Unified calling conventions enable bidirectional refactoring between neural and symbolic

Type: note · Status: current

The underspecified instructions framing says components should move between underspecified (LLM-interpreted) and precise (code) semantics as systems evolve — stabilise patterns to code, soften rigid code back to LLM. But the framing doesn't say how to make the boundary movable in practice. The answer is a unified calling convention: if neural and symbolic components present the same interface, callers don't need to know which they're talking to, and refactoring across the boundary becomes a local operation.

The mechanism

llm-do implements this through a hybrid VM where agents (.agent files, LLM-backed) and tools (Python functions) share a single namespace. The LLM sees both as callable functions. A call to ticket_classifier might dispatch to an agent today and a Python function tomorrow — the prompt that invokes it doesn't change.

This requires name-based dispatch: components are identified by string name rather than direct object reference. Names enable dynamic resolution (the LLM outputs a string, the runtime looks it up), late binding (the callee needn't exist when the caller is defined), and implementation-agnostic interfaces (the same name can resolve to either neural or symbolic).

Agent ──calls──▶ Tool ──calls──▶ Agent ──calls──▶ Tool ...
neural          symbolic         neural          symbolic

The calling convention is uniform across the chain. Each link can be independently refactored without disturbing the rest.

Why this matters for stabilisation

Stabilisation and crystallisation describe the learning mechanisms — narrowing the interpretation space, changing medium. But without a unified interface, each crystallisation step is a breaking change: call sites must be updated, prompt structure must change, the agent's view of available operations shifts. This friction discourages incremental refactoring and pushes toward big-bang rewrites.

With unified calling, the progression is smooth:

  1. Start neural — define an agent to handle a task. Quick to add, handles ambiguity.
  2. Observe patterns — the agent consistently lowercases and replaces spaces with underscores. This is spec-mining — discovering that an underspecified spec consistently resolves to one interpretation, then committing to it in code.
  3. Crystallise — extract sanitize_filename() to Python. The agent still handles ambiguous cases. The call site doesn't change.
  4. Extend via softening — new requirements emerge (handle Unicode, detect dates). Add an LLM call for the new cases. Again, the call site doesn't change.

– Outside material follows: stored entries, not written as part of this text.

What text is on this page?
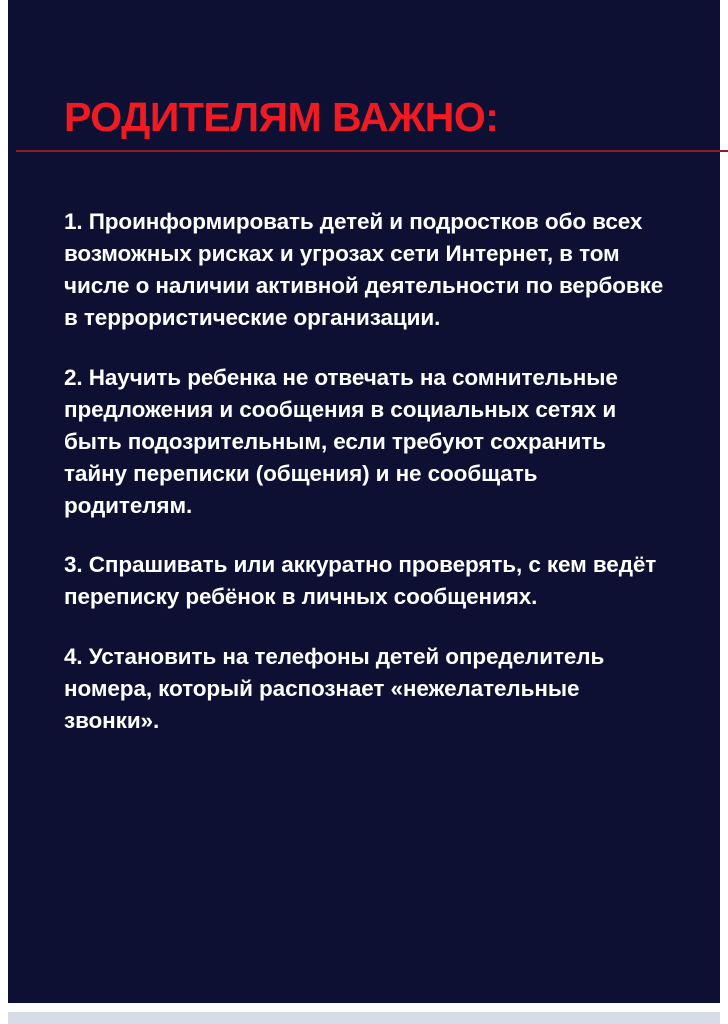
РОДИТЕЛЯМ ВАЖНО:

1. Проинформировать детей и подростков обо всех возможных рисках и угрозах сети Интернет, в том числе о наличии активной деятельности по вербовке в террористические организации.

2. Научить ребенка не отвечать на сомнительные предложения и сообщения в социальных сетях и быть подозрительным, если требуют сохранить тайну переписки (общения) и не сообщать родителям.

3. Спрашивать или аккуратно проверять, с кем ведёт переписку ребёнок в личных сообщениях.

4. Установить на телефоны детей определитель номера, который распознает «нежелательные звонки».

Each step is local. The system evolves without coordination cost.

The harness layer

On top of the hybrid VM, llm-do adds an imperative harness — Python code that owns control flow rather than a graph DSL. This is a deliberate contrast with declarative agent frameworks (LangGraph, CrewAI) where orchestration is defined as node-edge graphs.

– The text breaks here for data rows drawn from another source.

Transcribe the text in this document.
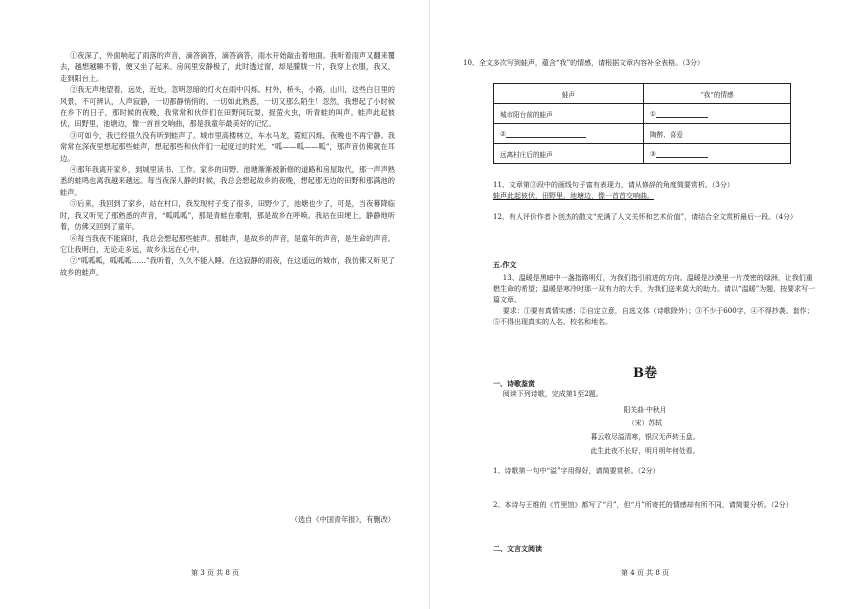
①夜深了，外面响起了雨落的声音，滴答滴答，滴答滴答，雨水开始敲击着地面。我听着雨声又翻来覆去，越想越睡不着，便又坐了起来。房间里安静极了，此时透过窗，却是朦胧一片，我穿上衣服，我又，走到阳台上。

②我无声地望着，远处，近处，忽明忽暗的灯火在雨中闪烁。村外，桥头，小路，山川，这些白日里的风景，不可辨认，人声寂静，一切都静悄悄的。一切如此熟悉，一切又那么陌生！忽然，我想起了小时候在乡下的日子，那时候的夜晚，我常常和伙伴们在田野间玩耍，捉萤火虫，听青蛙的叫声。蛙声此起彼伏，田野里，池塘边，像一首首交响曲，那是我童年最美好的记忆。

③可如今，我已经很久没有听到蛙声了。城市里高楼林立，车水马龙，霓虹闪烁，夜晚也不再宁静。我常常在深夜里想起那些蛙声，想起那些和伙伴们一起度过的时光，“呱——呱——呱”，那声音仿佛就在耳边。

④那年我离开家乡，到城里读书、工作。家乡的田野、池塘渐渐被新修的道路和房屋取代，那一声声熟悉的蛙鸣也离我越来越远。每当夜深人静的时候，我总会想起故乡的夜晚，想起那无边的田野和那满池的蛙声。

⑤后来，我回到了家乡，站在村口，我发现村子变了很多，田野少了，池塘也少了，可是，当夜幕降临时，我又听见了那熟悉的声音，“呱呱呱”，那是青蛙在歌唱，那是故乡在呼唤。我站在田埂上，静静地听着，仿佛又回到了童年。

⑥每当我夜不能寐时，我总会想起那些蛙声。那蛙声，是故乡的声音，是童年的声音，是生命的声音。它让我明白，无论走多远，故乡永远在心中。

⑦“呱呱呱，呱呱呱……”我听着，久久不能入睡。在这寂静的雨夜，在这遥远的城市，我仿佛又听见了故乡的蛙声。

（选自《中国青年报》，有删改）
第 3 页 共 8 页

10、全文多次写到蛙声，蕴含“我”的情感，请根据文章内容补全表格。（3分）

蛙声	“我”的情感
城市阳台前的蛙声	①
②	陶醉、喜爱
远离村庄后的蛙声	③

11、文章第③段中的画线句子富有表现力，请从修辞的角度简要赏析。（3分）

蛙声此起彼伏，田野里，池塘边，像一首首交响曲。

12、有人评价作者卜创杰的散文“充满了人文关怀和艺术价值”，请结合全文赏析最后一段。（4分）

五.作文

13、温暖是黑暗中一盏指路明灯，为我们指引前进的方向。温暖是沙漠里一片茂密的绿洲，让我们重燃生命的希望；温暖是寒冷时那一双有力的大手，为我们送来莫大的助力。请以“温暖”为题，按要求写一篇文章。

要求：①要有真情实感；②自定立意，自选文体（诗歌除外）；③不少于600字，④不得抄袭、套作；⑤不得出现真实的人名、校名和地名。

B卷

一、诗歌鉴赏

阅读下列诗歌，完成第1至2题。

阳关曲·中秋月
（宋）苏轼
暮云收尽溢清寒，银汉无声转玉盘。
此生此夜不长好，明月明年何处看。

1、诗歌第一句中“溢”字用得好，请简要赏析。（2分）

2、本诗与王维的《竹里馆》都写了“月”，但“月”所寄托的情感却有所不同，请简要分析。（2分）

二、文言文阅读

第 4 页 共 8 页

Aspect Graph DSLs llm-do Harness
Orchestration Declarative: Node A → Node B Imperative: Agent A calls Agent B as a function
State Global context through graph Local scope — each agent gets only its arguments
Refactoring Redraw edges, update graph Change code — extract functions, inline agents
Control flow DSL constructs Native Python: if, for, try/except

The imperative style means refactoring between neural and symbolic uses the same patterns as normal code refactoring — extract function, inline, rename. No graph topology to update.

The connection to typed callables

Instructions are typed callables argues that prompts, skills, and tools share a callable structure with typed inputs and outputs. llm-do operationalises this: .agent files are YAML frontmatter (type signature) plus system prompt (implementation), and tools are Python functions with type annotations. Both are callables with defined interfaces. The unified calling convention is what makes the type-theoretic view practical rather than just analogical.

Open Questions

  • Does unified calling break down at scale, when the namespace grows to hundreds of components and name collisions become likely?
  • How does debugging work when a call chain crosses the neural-symbolic boundary multiple times — do existing observability tools handle this, or does the hybrid VM need its own tracing?
  • Is the imperative harness pattern specific to Python, or does it transfer to other host languages?